I heard about this place on The Grapevine, namingly through Northern_Ninja. The Milton Keynes Leisure Plaza was built in 1990 and housed a Bowling Alley (Megabowl), an Ice Rink (Planet Ice, formally Bladerunner), an Argos and a Homebase store and a Nightclub (The Empire, formally Flamingos). 

The nightclub closed in 2004 and has set ever since. The Bowling Alley and Ice Rink closed this summer for re-development. It appears the ice rink is being left, but everything else here is being demolished. The Leisure Plaza has been through a lot of changes in the last 23 years but has slowly diminished and development is necessary.

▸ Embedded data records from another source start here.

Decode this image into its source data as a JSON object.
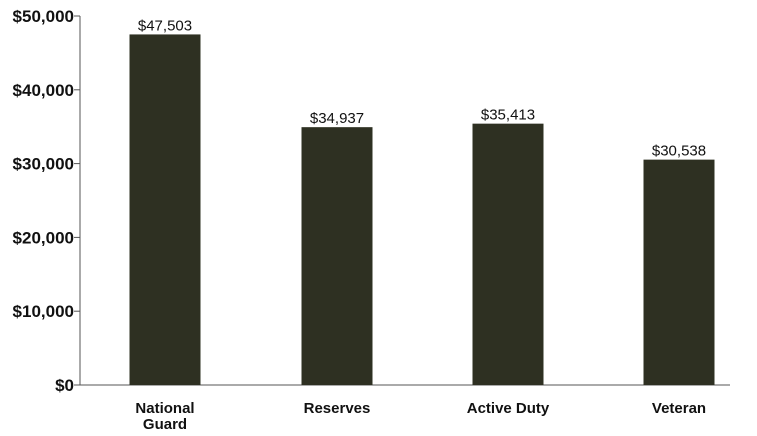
{
  "chart_data": {
    "type": "bar",
    "categories": [
      "National Guard",
      "Reserves",
      "Active Duty",
      "Veteran"
    ],
    "category_lines": [
      [
        "National",
        "Guard"
      ],
      [
        "Reserves"
      ],
      [
        "Active Duty"
      ],
      [
        "Veteran"
      ]
    ],
    "values": [
      47503,
      34937,
      35413,
      30538
    ],
    "data_labels": [
      "$47,503",
      "$34,937",
      "$35,413",
      "$30,538"
    ],
    "yticks": [
      0,
      10000,
      20000,
      30000,
      40000,
      50000
    ],
    "ytick_labels": [
      "$0",
      "$10,000",
      "$20,000",
      "$30,000",
      "$40,000",
      "$50,000"
    ],
    "ylim": [
      0,
      50000
    ],
    "title": "",
    "xlabel": "",
    "ylabel": "",
    "grid": false,
    "bar_color": "#2e3022"
  }
}
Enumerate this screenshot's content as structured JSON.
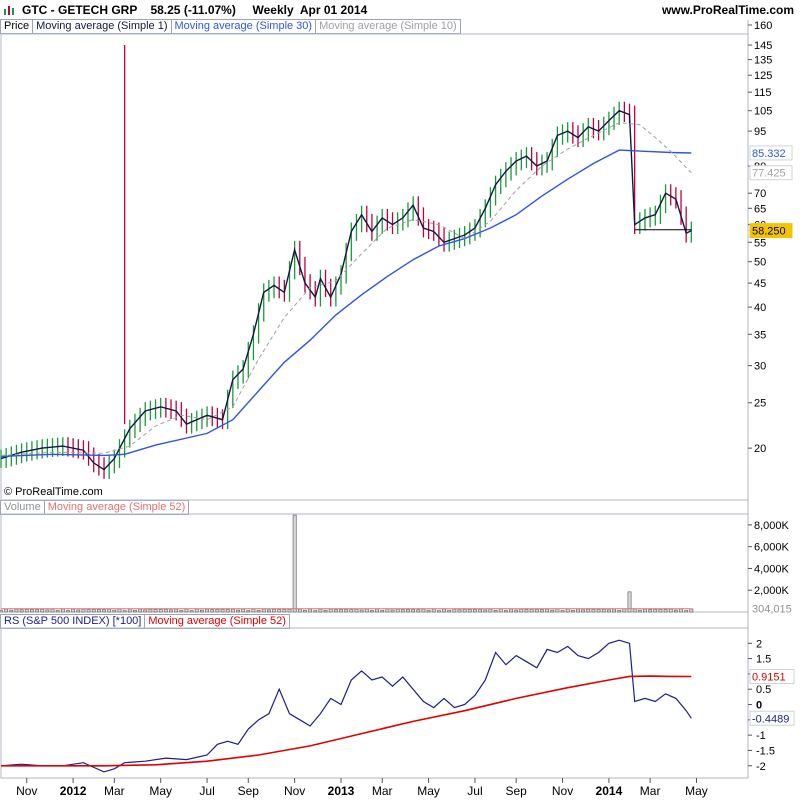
{
  "header": {
    "title": "GTC - GETECH GRP    58.25 (-11.07%)     Weekly  Apr 01 2014",
    "site": "www.ProRealTime.com",
    "credit": "© ProRealTime.com"
  },
  "legends": {
    "price": [
      "Price",
      "Moving average (Simple 1)",
      "Moving average (Simple 30)",
      "Moving average (Simple 10)"
    ],
    "volume": [
      "Volume",
      "Moving average (Simple 52)"
    ],
    "rs": [
      "RS (S&P 500 INDEX) [*100]",
      "Moving average (Simple 52)"
    ]
  },
  "colors": {
    "up_bar": "#1a9a3a",
    "down_bar": "#c0003c",
    "ma1": "#101840",
    "ma30": "#2f55e0",
    "ma10": "#a0a0a0",
    "rs_line": "#1c1c8c",
    "rs_ma": "#e00000",
    "price_tag": "#f5c400"
  },
  "chart_data": [
    {
      "type": "line",
      "panel": "price",
      "scale": "log",
      "ylim": [
        15.5,
        160
      ],
      "y_ticks": [
        160,
        145,
        135,
        125,
        115,
        105,
        95,
        80,
        70,
        65,
        60,
        55,
        50,
        45,
        40,
        35,
        30,
        25,
        20
      ],
      "x_ticks": [
        "Nov",
        "2012",
        "Mar",
        "May",
        "Jul",
        "Sep",
        "Nov",
        "2013",
        "Mar",
        "May",
        "Jul",
        "Sep",
        "Nov",
        "2014",
        "Mar",
        "May"
      ],
      "x_tick_weeks": [
        5,
        14,
        22,
        31,
        40,
        48,
        57,
        66,
        74,
        83,
        92,
        100,
        109,
        118,
        126,
        135
      ],
      "n_weeks": 145,
      "series": [
        {
          "name": "Moving average (Simple 1)",
          "color": "#101840",
          "points": [
            [
              0,
              19.0
            ],
            [
              4,
              19.6
            ],
            [
              8,
              20.0
            ],
            [
              12,
              20.2
            ],
            [
              16,
              19.8
            ],
            [
              18,
              18.6
            ],
            [
              20,
              18.0
            ],
            [
              22,
              19.0
            ],
            [
              25,
              22.0
            ],
            [
              28,
              24.0
            ],
            [
              31,
              24.5
            ],
            [
              34,
              24.0
            ],
            [
              36,
              22.5
            ],
            [
              40,
              23.5
            ],
            [
              43,
              23.0
            ],
            [
              45,
              28.0
            ],
            [
              47,
              29.5
            ],
            [
              49,
              35.0
            ],
            [
              51,
              43.0
            ],
            [
              53,
              44.5
            ],
            [
              55,
              43.0
            ],
            [
              57,
              53.0
            ],
            [
              59,
              45.0
            ],
            [
              61,
              42.0
            ],
            [
              62,
              46.0
            ],
            [
              64,
              42.0
            ],
            [
              66,
              47.0
            ],
            [
              68,
              58.0
            ],
            [
              70,
              63.0
            ],
            [
              72,
              58.0
            ],
            [
              74,
              62.0
            ],
            [
              76,
              60.0
            ],
            [
              78,
              62.0
            ],
            [
              80,
              66.0
            ],
            [
              82,
              59.0
            ],
            [
              84,
              58.0
            ],
            [
              86,
              55.0
            ],
            [
              88,
              56.0
            ],
            [
              90,
              57.0
            ],
            [
              92,
              59.0
            ],
            [
              94,
              65.0
            ],
            [
              96,
              73.0
            ],
            [
              98,
              78.0
            ],
            [
              100,
              82.0
            ],
            [
              102,
              84.0
            ],
            [
              104,
              80.0
            ],
            [
              106,
              82.0
            ],
            [
              108,
              93.0
            ],
            [
              110,
              95.0
            ],
            [
              112,
              92.0
            ],
            [
              114,
              97.0
            ],
            [
              116,
              95.0
            ],
            [
              118,
              100.0
            ],
            [
              120,
              105.0
            ],
            [
              122,
              103.0
            ],
            [
              123,
              60.0
            ],
            [
              125,
              62.0
            ],
            [
              127,
              63.0
            ],
            [
              129,
              70.0
            ],
            [
              131,
              68.0
            ],
            [
              133,
              57.5
            ],
            [
              134,
              58.25
            ]
          ]
        },
        {
          "name": "Moving average (Simple 30)",
          "color": "#2f55e0",
          "points": [
            [
              0,
              19.2
            ],
            [
              10,
              19.4
            ],
            [
              20,
              19.3
            ],
            [
              24,
              19.4
            ],
            [
              30,
              20.3
            ],
            [
              40,
              21.5
            ],
            [
              45,
              23.0
            ],
            [
              50,
              26.5
            ],
            [
              55,
              30.5
            ],
            [
              60,
              34.0
            ],
            [
              65,
              38.5
            ],
            [
              70,
              42.5
            ],
            [
              75,
              46.5
            ],
            [
              80,
              50.5
            ],
            [
              85,
              54.0
            ],
            [
              90,
              56.0
            ],
            [
              95,
              59.0
            ],
            [
              100,
              63.0
            ],
            [
              105,
              69.0
            ],
            [
              110,
              75.0
            ],
            [
              115,
              81.0
            ],
            [
              120,
              86.5
            ],
            [
              125,
              86.0
            ],
            [
              130,
              85.5
            ],
            [
              134,
              85.3
            ]
          ]
        },
        {
          "name": "Moving average (Simple 10)",
          "color": "#a0a0a0",
          "dashed": true,
          "points": [
            [
              0,
              19.3
            ],
            [
              10,
              19.6
            ],
            [
              20,
              19.5
            ],
            [
              25,
              20.2
            ],
            [
              30,
              22.3
            ],
            [
              35,
              23.5
            ],
            [
              40,
              23.0
            ],
            [
              45,
              24.5
            ],
            [
              50,
              31.0
            ],
            [
              55,
              38.0
            ],
            [
              60,
              44.0
            ],
            [
              65,
              45.5
            ],
            [
              70,
              52.0
            ],
            [
              75,
              59.0
            ],
            [
              80,
              61.5
            ],
            [
              85,
              60.0
            ],
            [
              90,
              56.0
            ],
            [
              95,
              61.0
            ],
            [
              100,
              71.0
            ],
            [
              105,
              80.0
            ],
            [
              110,
              87.0
            ],
            [
              115,
              93.0
            ],
            [
              120,
              99.0
            ],
            [
              124,
              98.0
            ],
            [
              127,
              92.0
            ],
            [
              130,
              86.0
            ],
            [
              134,
              77.4
            ]
          ]
        }
      ],
      "spike": {
        "week": 24,
        "high": 145,
        "low": 22.5
      },
      "price_levels": [
        {
          "label": "85.332",
          "value": 85.332,
          "color": "#2f55e0"
        },
        {
          "label": "77.425",
          "value": 77.425,
          "color": "#a0a0a0"
        },
        {
          "label": "58.250",
          "value": 58.25,
          "color": "#f5c400"
        }
      ]
    },
    {
      "type": "bar",
      "panel": "volume",
      "ylim": [
        0,
        9000
      ],
      "y_ticks": [
        8000,
        6000,
        4000,
        2000
      ],
      "y_tick_labels": [
        "8,000K",
        "6,000K",
        "4,000K",
        "2,000K"
      ],
      "values_k": [
        {
          "week": 57,
          "value": 8900
        },
        {
          "week": 122,
          "value": 1850
        }
      ],
      "baseline_k": 200,
      "ma_line_k": 304,
      "last_label": "304,015"
    },
    {
      "type": "line",
      "panel": "rs",
      "ylim": [
        -2.4,
        2.5
      ],
      "y_ticks": [
        2,
        1.5,
        1,
        0.5,
        0,
        -0.5,
        -1,
        -1.5,
        -2
      ],
      "y_tick_labels": [
        "2",
        "1.5",
        "1",
        "0.5",
        "0",
        "-0.5",
        "-1",
        "-1.5",
        "-2"
      ],
      "series": [
        {
          "name": "RS (S&P 500 INDEX) [*100]",
          "color": "#1c1c8c",
          "points": [
            [
              0,
              -2.0
            ],
            [
              4,
              -1.95
            ],
            [
              8,
              -2.0
            ],
            [
              12,
              -2.0
            ],
            [
              16,
              -1.9
            ],
            [
              20,
              -2.2
            ],
            [
              22,
              -2.1
            ],
            [
              24,
              -1.9
            ],
            [
              28,
              -1.85
            ],
            [
              32,
              -1.75
            ],
            [
              36,
              -1.8
            ],
            [
              40,
              -1.65
            ],
            [
              42,
              -1.3
            ],
            [
              44,
              -1.2
            ],
            [
              46,
              -1.3
            ],
            [
              48,
              -0.8
            ],
            [
              50,
              -0.5
            ],
            [
              52,
              -0.3
            ],
            [
              54,
              0.5
            ],
            [
              56,
              -0.3
            ],
            [
              58,
              -0.5
            ],
            [
              60,
              -0.7
            ],
            [
              62,
              -0.3
            ],
            [
              64,
              0.2
            ],
            [
              66,
              0.0
            ],
            [
              68,
              0.8
            ],
            [
              70,
              1.1
            ],
            [
              72,
              0.8
            ],
            [
              74,
              0.9
            ],
            [
              76,
              0.6
            ],
            [
              78,
              0.9
            ],
            [
              80,
              0.5
            ],
            [
              82,
              0.1
            ],
            [
              84,
              -0.1
            ],
            [
              86,
              0.2
            ],
            [
              88,
              -0.1
            ],
            [
              90,
              0.0
            ],
            [
              92,
              0.3
            ],
            [
              94,
              0.8
            ],
            [
              96,
              1.7
            ],
            [
              98,
              1.3
            ],
            [
              100,
              1.6
            ],
            [
              102,
              1.4
            ],
            [
              104,
              1.2
            ],
            [
              106,
              1.8
            ],
            [
              108,
              1.7
            ],
            [
              110,
              1.9
            ],
            [
              112,
              1.6
            ],
            [
              114,
              1.5
            ],
            [
              116,
              1.7
            ],
            [
              118,
              2.0
            ],
            [
              120,
              2.1
            ],
            [
              122,
              2.0
            ],
            [
              123,
              0.1
            ],
            [
              125,
              0.2
            ],
            [
              127,
              0.1
            ],
            [
              129,
              0.35
            ],
            [
              131,
              0.2
            ],
            [
              133,
              -0.2
            ],
            [
              134,
              -0.4489
            ]
          ]
        },
        {
          "name": "Moving average (Simple 52)",
          "color": "#e00000",
          "points": [
            [
              0,
              -2.0
            ],
            [
              10,
              -2.0
            ],
            [
              20,
              -2.0
            ],
            [
              30,
              -1.97
            ],
            [
              40,
              -1.85
            ],
            [
              50,
              -1.65
            ],
            [
              60,
              -1.35
            ],
            [
              70,
              -0.95
            ],
            [
              80,
              -0.55
            ],
            [
              90,
              -0.2
            ],
            [
              100,
              0.2
            ],
            [
              110,
              0.55
            ],
            [
              118,
              0.8
            ],
            [
              122,
              0.92
            ],
            [
              126,
              0.93
            ],
            [
              130,
              0.92
            ],
            [
              134,
              0.9151
            ]
          ]
        }
      ],
      "price_levels": [
        {
          "label": "0.9151",
          "value": 0.9151,
          "color": "#e00000"
        },
        {
          "label": "-0.4489",
          "value": -0.4489,
          "color": "#1c1c8c"
        }
      ]
    }
  ]
}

The Nightclub here appeared to have several themed bars and also a café. Expiry dates of 2004 on a box of crisps gave ideas of closure time. For a derpy place, its actually quite picturesque! 

I could not find a way into any of the other buildings sadly. I wish I could have done the ice rink, but you never know! 

I solo'd this one, and the building made some un-nerving noises in the torrential rain! 



































































More At:

http://www.flickr.com/photos/landie_man/sets/72157635431085507/


----------



## Mars Lander (Sep 9, 2013)

Nice looks like a Camelot V2 , thanks for sharing


----------



## alex76 (Sep 10, 2013)

nice shots mate i remember having a night out here back in 2004 mad to see it now


----------



## whitelaw (Sep 11, 2013)

Hire skates! YEURCH! How on earth people can use them and think they know what ice skating is like amazes me. Those type, the plastic boot, give little or no support where it is needed. I suppose they are ok for wobbling round the rink

Skating aside - nice little find, this. I hope you can do the rink before they either redevelop it or flatten it. 

Thanks for posting.


----------



## Tizzme (Sep 29, 2013)

I love the "No asses or bottles on the dance floor" sign !! Great photos mate


----------



## Quattre (Sep 30, 2013)

Wow, some leisure, indeed!


----------